S1905 - False Positives generated within c# ternary operator statement

The analyzer generates “warning S1125: Remove the unnecessary Boolean literal(s).” on the line of code for the ‘required’ boolean assignment. In the code snippet below, ‘item’ object is an optional (can be null) ‘to be cloned’ item of DataItem type. Code intent is 'use values from the cloned item, if there is one, otherwise use defaults. ‘titleHtml’ property is of string type (and no warning is generated), ‘required’ is a bool type. Looks like S1905 warning is caused by the first (true) part of the ternary statement, but since 2nd (false) ternary statement is not a ‘true’ literal, the warning really should not be shown.

            var newItem = new Datatem()
            {
                // Skipping code lines ....
                titleHtml = item == null ? string.Empty : item.titleHtml,
                required = item == null ? false : item.required
            };

Hi @garrick_s,

welcome to our community.

I’ve took a short look and as far as I can tell the solution suggested by the code fix provider required = !(item == null) && item.required respects the rule specifications.

Costin - the issue as described is with a false positive on the string assignment line:

Hi @garrick_s, I think I don’t understand what you mean.

This snapshot is from my attempt to reproduce the issue using the latest version of the analyzer (8.9):

As you can see, the issue is raised on the false token from required = item == null ? false : item.required. line which is a false literal expression.

@costin.zaharia here is another example of a FP on that.

Yes it is a boolean literal, however that is not the point.
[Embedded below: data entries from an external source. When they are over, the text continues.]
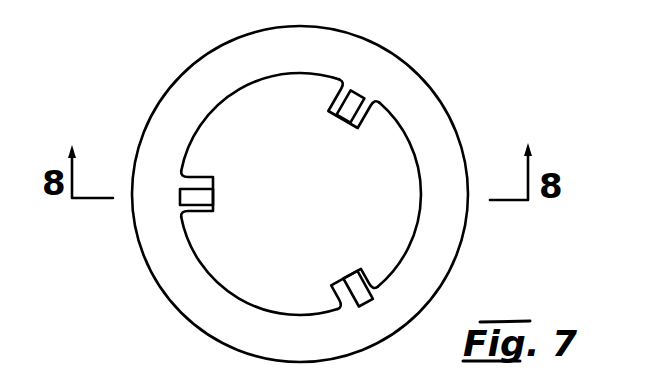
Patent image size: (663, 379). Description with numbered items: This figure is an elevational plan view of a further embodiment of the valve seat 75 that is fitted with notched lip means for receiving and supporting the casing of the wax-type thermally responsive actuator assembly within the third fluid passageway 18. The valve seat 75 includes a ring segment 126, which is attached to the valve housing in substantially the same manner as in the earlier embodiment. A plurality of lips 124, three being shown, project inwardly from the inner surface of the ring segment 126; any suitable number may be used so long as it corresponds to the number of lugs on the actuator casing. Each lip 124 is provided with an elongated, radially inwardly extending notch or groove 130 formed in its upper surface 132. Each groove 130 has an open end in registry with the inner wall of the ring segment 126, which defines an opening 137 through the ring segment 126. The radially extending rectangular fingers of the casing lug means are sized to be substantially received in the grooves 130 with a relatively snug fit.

The valve seat 75 is at (195, 108).
The third fluid passageway 18 is at (360, 150).
The opening 137 is at (370, 172).
The ring segment 126 is at (204, 266).
The lip 124 is at (206, 177).
The upper surface 132 is at (372, 285).
The notch or groove 130 is at (351, 281).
Contrary to the rule violation text, this literal is 100% necessary. Removing it makes the code take the wrong condition and creates many possible bugs. For me it reports that its S1125 and no S1905.

I would like to know in both this case and the OP’s, if this code is wrong, then what is SonarSource’s idea of the correct and clearer/easier to read and understand code that should be getting used instead? To me this just looks like the incorrect/broken redundant boolean evaluation of S1125 is leaking further.

Hi @StingyJack,

I would say the OP’s case is not clear since he did not reply yet to confirm or not the behavior I’ve managed to reproduce.
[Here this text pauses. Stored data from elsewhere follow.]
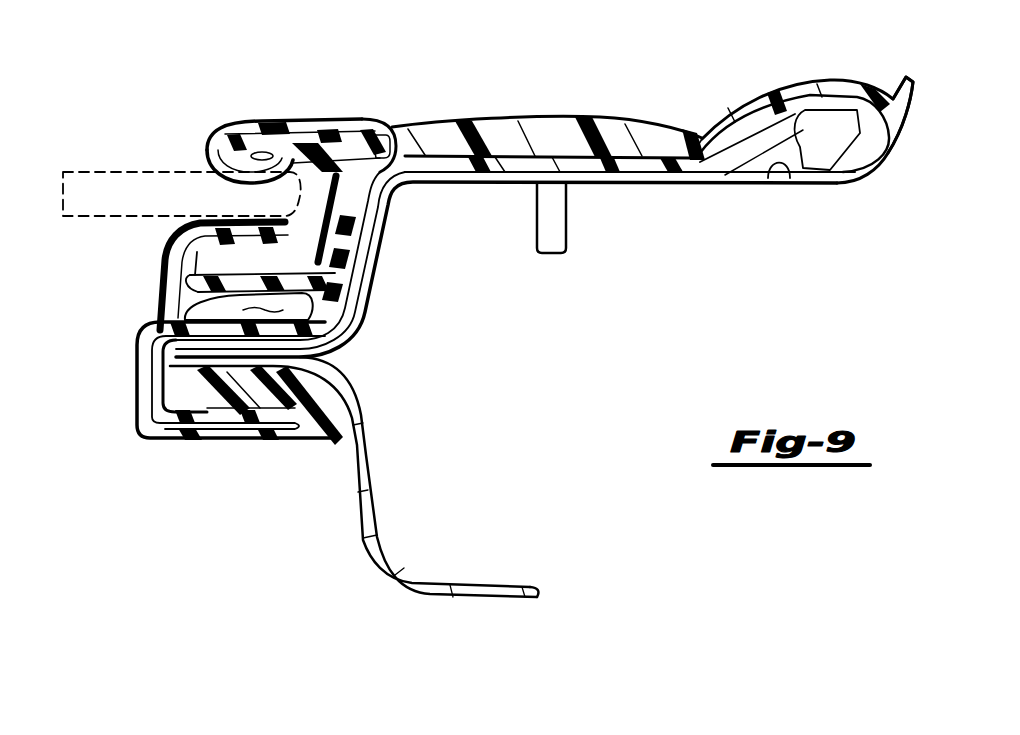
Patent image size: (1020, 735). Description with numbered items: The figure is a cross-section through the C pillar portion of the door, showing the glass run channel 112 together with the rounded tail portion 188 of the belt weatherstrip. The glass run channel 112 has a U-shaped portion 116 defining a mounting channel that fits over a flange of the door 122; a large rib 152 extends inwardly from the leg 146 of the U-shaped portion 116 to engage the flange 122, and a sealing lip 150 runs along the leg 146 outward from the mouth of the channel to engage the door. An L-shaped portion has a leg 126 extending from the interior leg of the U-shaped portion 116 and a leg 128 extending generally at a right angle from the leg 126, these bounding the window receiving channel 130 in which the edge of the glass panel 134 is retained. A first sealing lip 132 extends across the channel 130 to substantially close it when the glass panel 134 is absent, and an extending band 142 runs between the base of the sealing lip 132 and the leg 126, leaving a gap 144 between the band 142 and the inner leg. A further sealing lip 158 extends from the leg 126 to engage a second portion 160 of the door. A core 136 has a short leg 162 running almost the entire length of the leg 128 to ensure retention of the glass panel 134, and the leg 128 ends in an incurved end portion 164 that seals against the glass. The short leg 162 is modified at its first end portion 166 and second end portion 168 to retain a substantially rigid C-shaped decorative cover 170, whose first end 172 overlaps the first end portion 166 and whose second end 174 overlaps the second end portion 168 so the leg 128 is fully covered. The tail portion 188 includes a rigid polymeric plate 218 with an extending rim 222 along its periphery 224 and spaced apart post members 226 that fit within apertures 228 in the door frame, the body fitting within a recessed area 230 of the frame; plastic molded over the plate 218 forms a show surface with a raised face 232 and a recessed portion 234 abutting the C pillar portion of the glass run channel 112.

The glass run channel 112 is at (128, 428).
The U-shaped portion 116 is at (178, 430).
The door flange 122 is at (137, 382).
The leg 126 is at (385, 228).
The leg 128 is at (320, 150).
The window receiving channel 130 is at (307, 262).
The first sealing lip 132 is at (287, 213).
The glass panel 134 is at (163, 216).
The core 136 is at (389, 205).
The extending band 142 is at (153, 345).
The gap 144 is at (157, 313).
The leg 146 is at (247, 438).
The sealing lip 150 is at (333, 450).
The large rib 152 is at (313, 400).
The sealing lip 158 is at (358, 317).
The second portion of the door 160 is at (377, 260).
The short leg of core 162 is at (347, 135).
The incurved end portion 164 is at (270, 156).
The first end portion 166 is at (383, 125).
The second end portion 168 is at (213, 133).
The C-shaped decorative cover 170 is at (231, 127).
The first end of decorative cover 172 is at (390, 127).
The second end of decorative cover 174 is at (207, 160).
The rounded tail portion 188 is at (674, 102).
The rigid polymeric plate 218 is at (702, 164).
The extending rim 222 is at (855, 150).
The periphery 224 is at (893, 146).
The post members 226 is at (560, 223).
The apertures 228 is at (523, 177).
The recessed area 230 is at (783, 162).
The raised face 232 is at (840, 93).
The recessed portion 234 is at (511, 120).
Regarding your case, I think there is place for improvement for this rule. The code can be rewritten to:

var x = string.IsNullOrWhiteSpace()
                 ? throw ...
                 : options.Service...

but this is not what the message is suggesting.

Thanks for the feedback. I’ve created Rule S1125: FP when using ternary operator · Issue #4465 · SonarSource/sonar-dotnet · GitHub so you can track the progress on GitHub.